Data from research provider Preqin shows China-focused VCs raised $1.3bn in dollar funding in 2024, down from $30bn raised over 2021 and 2022.

The figure does not include renminbi fundraising, which is more readily available and on which start-ups have been increasingly dependent.

Still, the relative dearth of funding compared with the US has left many promising Chinese start-ups to raise money at valuations significantly below their American peers.

“The top Chinese robotics companies would probably be valued five to 10 times higher if they were in the US,” said Xing Meng, a partner at 5Y Capital, a Shanghai-based venture capital group.

Meng said there were vast opportunities to invest in Chinese robotics start-ups making everything from autonomous lawnmowers to artificial intelligence-enabled smart devices. They benefit from a deep pool of product managers and engineers with experience scaling production. “The entire robotics supply chain is in China,” he said.

US-China tensions have spurred many managers to fundraise globally for dollars rather than primarily in the US as was the case in years past. Commitments to new funds are coming from elsewhere in Asia, the Middle East and Europe, as well as the US, said the people familiar with fundraising efforts.

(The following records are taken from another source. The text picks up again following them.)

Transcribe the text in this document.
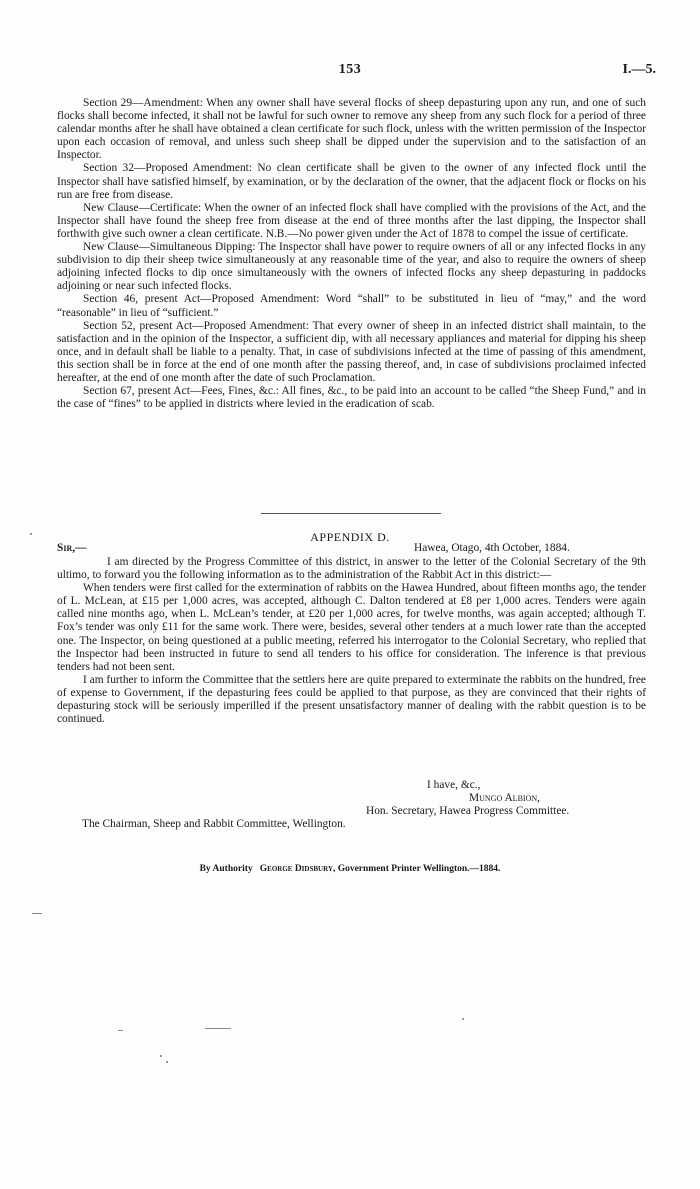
153	I.—5.

Section 29—Amendment: When any owner shall have several flocks of sheep depasturing upon any run, and one of such flocks shall become infected, it shall not be lawful for such owner to remove any sheep from any such flock for a period of three calendar months after he shall have obtained a clean certificate for such flock, unless with the written permission of the Inspector upon each occasion of removal, and unless such sheep shall be dipped under the supervision and to the satisfaction of an Inspector.

Section 32—Proposed Amendment: No clean certificate shall be given to the owner of any infected flock until the Inspector shall have satisfied himself, by examination, or by the declaration of the owner, that the adjacent flock or flocks on his run are free from disease.

New Clause—Certificate: When the owner of an infected flock shall have complied with the provisions of the Act, and the Inspector shall have found the sheep free from disease at the end of three months after the last dipping, the Inspector shall forthwith give such owner a clean certificate. N.B.—No power given under the Act of 1878 to compel the issue of certificate.

New Clause—Simultaneous Dipping: The Inspector shall have power to require owners of all or any infected flocks in any subdivision to dip their sheep twice simultaneously at any reasonable time of the year, and also to require the owners of sheep adjoining infected flocks to dip once simultaneously with the owners of infected flocks any sheep depasturing in paddocks adjoining or near such infected flocks.

Section 46, present Act—Proposed Amendment: Word “shall” to be substituted in lieu of “may,” and the word “reasonable” in lieu of “sufficient.”

Section 52, present Act—Proposed Amendment: That every owner of sheep in an infected district shall maintain, to the satisfaction and in the opinion of the Inspector, a sufficient dip, with all necessary appliances and material for dipping his sheep once, and in default shall be liable to a penalty. That, in case of subdivisions infected at the time of passing of this amendment, this section shall be in force at the end of one month after the passing thereof, and, in case of subdivisions proclaimed infected hereafter, at the end of one month after the date of such Proclamation.

Section 67, present Act—Fees, Fines, &c.: All fines, &c., to be paid into an account to be called “the Sheep Fund,” and in the case of “fines” to be applied in districts where levied in the eradication of scab.

APPENDIX D.
Sir,—	Hawea, Otago, 4th October, 1884.

I am directed by the Progress Committee of this district, in answer to the letter of the Colonial Secretary of the 9th ultimo, to forward you the following information as to the administration of the Rabbit Act in this district:—

When tenders were first called for the extermination of rabbits on the Hawea Hundred, about fifteen months ago, the tender of L. McLean, at £15 per 1,000 acres, was accepted, although C. Dalton tendered at £8 per 1,000 acres. Tenders were again called nine months ago, when L. McLean’s tender, at £20 per 1,000 acres, for twelve months, was again accepted; although T. Fox’s tender was only £11 for the same work. There were, besides, several other tenders at a much lower rate than the accepted one. The Inspector, on being questioned at a public meeting, referred his interrogator to the Colonial Secretary, who replied that the Inspector had been instructed in future to send all tenders to his office for consideration. The inference is that previous tenders had not been sent.

I am further to inform the Committee that the settlers here are quite prepared to exterminate the rabbits on the hundred, free of expense to Government, if the depasturing fees could be applied to that purpose, as they are convinced that their rights of depasturing stock will be seriously imperilled if the present unsatisfactory manner of dealing with the rabbit question is to be continued.

I have, &c.,
Mungo Albion,
Hon. Secretary, Hawea Progress Committee.
The Chairman, Sheep and Rabbit Committee, Wellington.
By Authority George Didsbury, Government Printer Wellington.—1884.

Some of the obstacles that prevented money from flowing to Chinese start-ups have also begun to subside. After reining in China’s tech companies, President Xi Jinping in February held a high-profile meeting with entrepreneurs and pledged to improve the business environment.

The booming Hong Kong stock market, with initial public offerings bringing in HK$135bn in the first eight months of the year, has also begun offering VCs and their investors a path to liquidity after IPOs for major start-ups in mainland China and US markets came to a near halt because of policy issues.

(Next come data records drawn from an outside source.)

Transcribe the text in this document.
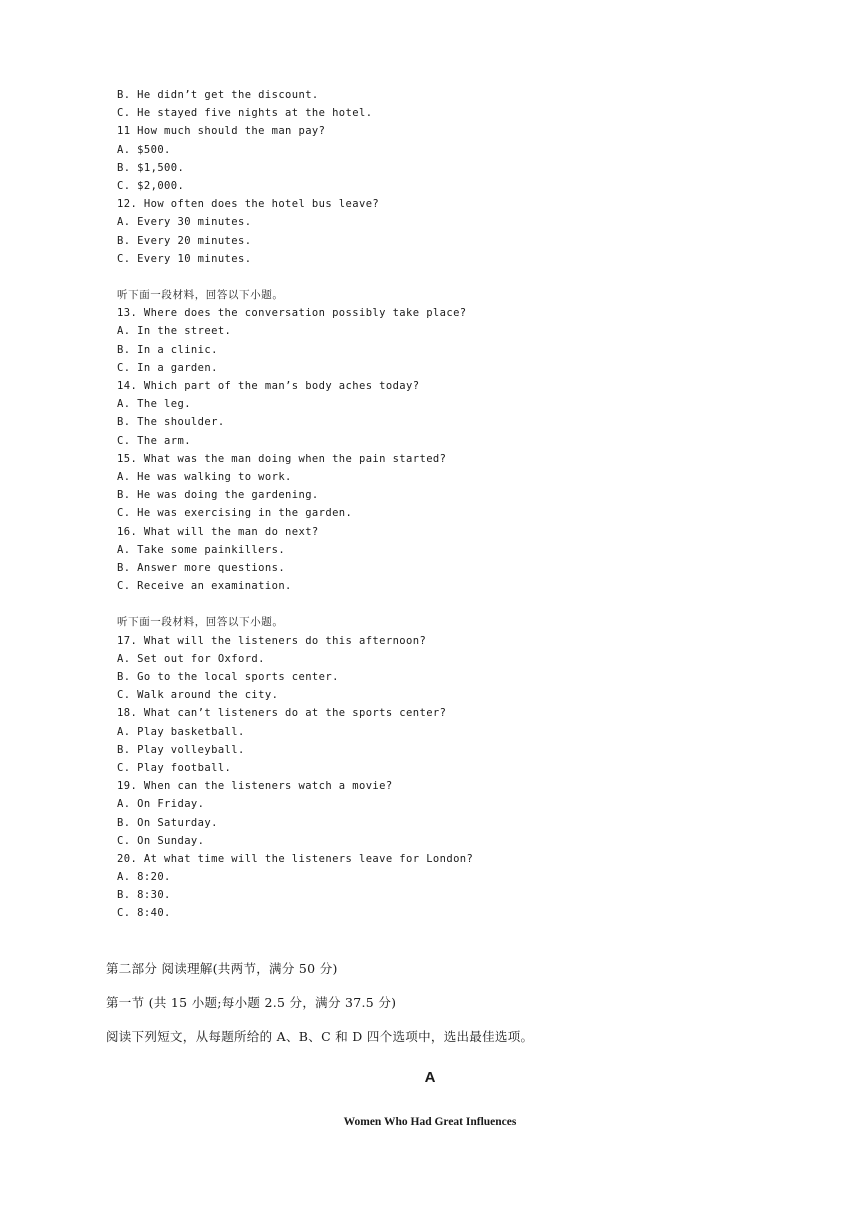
B. He didn’t get the discount.
C. He stayed five nights at the hotel.
11 How much should the man pay?
A. $500.
B. $1,500.
C. $2,000.
12. How often does the hotel bus leave?
A. Every 30 minutes.
B. Every 20 minutes.
C. Every 10 minutes.
听下面一段材料，回答以下小题。
13. Where does the conversation possibly take place?
A. In the street.
B. In a clinic.
C. In a garden.
14. Which part of the man’s body aches today?
A. The leg.
B. The shoulder.
C. The arm.
15. What was the man doing when the pain started?
A. He was walking to work.
B. He was doing the gardening.
C. He was exercising in the garden.
16. What will the man do next?
A. Take some painkillers.
B. Answer more questions.
C. Receive an examination.
听下面一段材料，回答以下小题。
17. What will the listeners do this afternoon?
A. Set out for Oxford.
B. Go to the local sports center.
C. Walk around the city.
18. What can’t listeners do at the sports center?
A. Play basketball.
B. Play volleyball.
C. Play football.
19. When can the listeners watch a movie?
A. On Friday.
B. On Saturday.
C. On Sunday.
20. At what time will the listeners leave for London?
A. 8:20.
B. 8:30.
C. 8:40.
第二部分 阅读理解(共两节，满分 50 分)
第一节 (共 15 小题;每小题 2.5 分，满分 37.5 分)
阅读下列短文，从每题所给的 A、B、C 和 D 四个选项中，选出最佳选项。
A
Women Who Had Great Influences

Other barriers remain, including US rules restricting American investment in Chinese AI, semiconductor and quantum start-ups, which were first unveiled in 2023 and went into effect in January.

Washington tested the new rules this spring by launching a review of US venture firm Benchmark’s investment in Manus, an AI agent provider founded in China that later moved to Singapore amid rising scrutiny.

The rise of Chinese AI groups such as DeepSeek and robotics start-ups including Unitree has focused global interest on the country’s fledgling tech companies. But for now, many investors are trying to gather information rather than pouring in capital.

Yair Reem, a partner at green tech investor Extantia Capital, travelled with a group of foreign VC executives to China this summer to assess “where we should not invest any more”, he said.

Reem left with a greater appreciation of China’s manufacturing prowess in technologies ranging from batteries to green hydrogen. “You realise it’s impossible to compete with them,” he said.

Source Code, BA Capital, Qiming and Lightspeed China did not respond to requests for comment.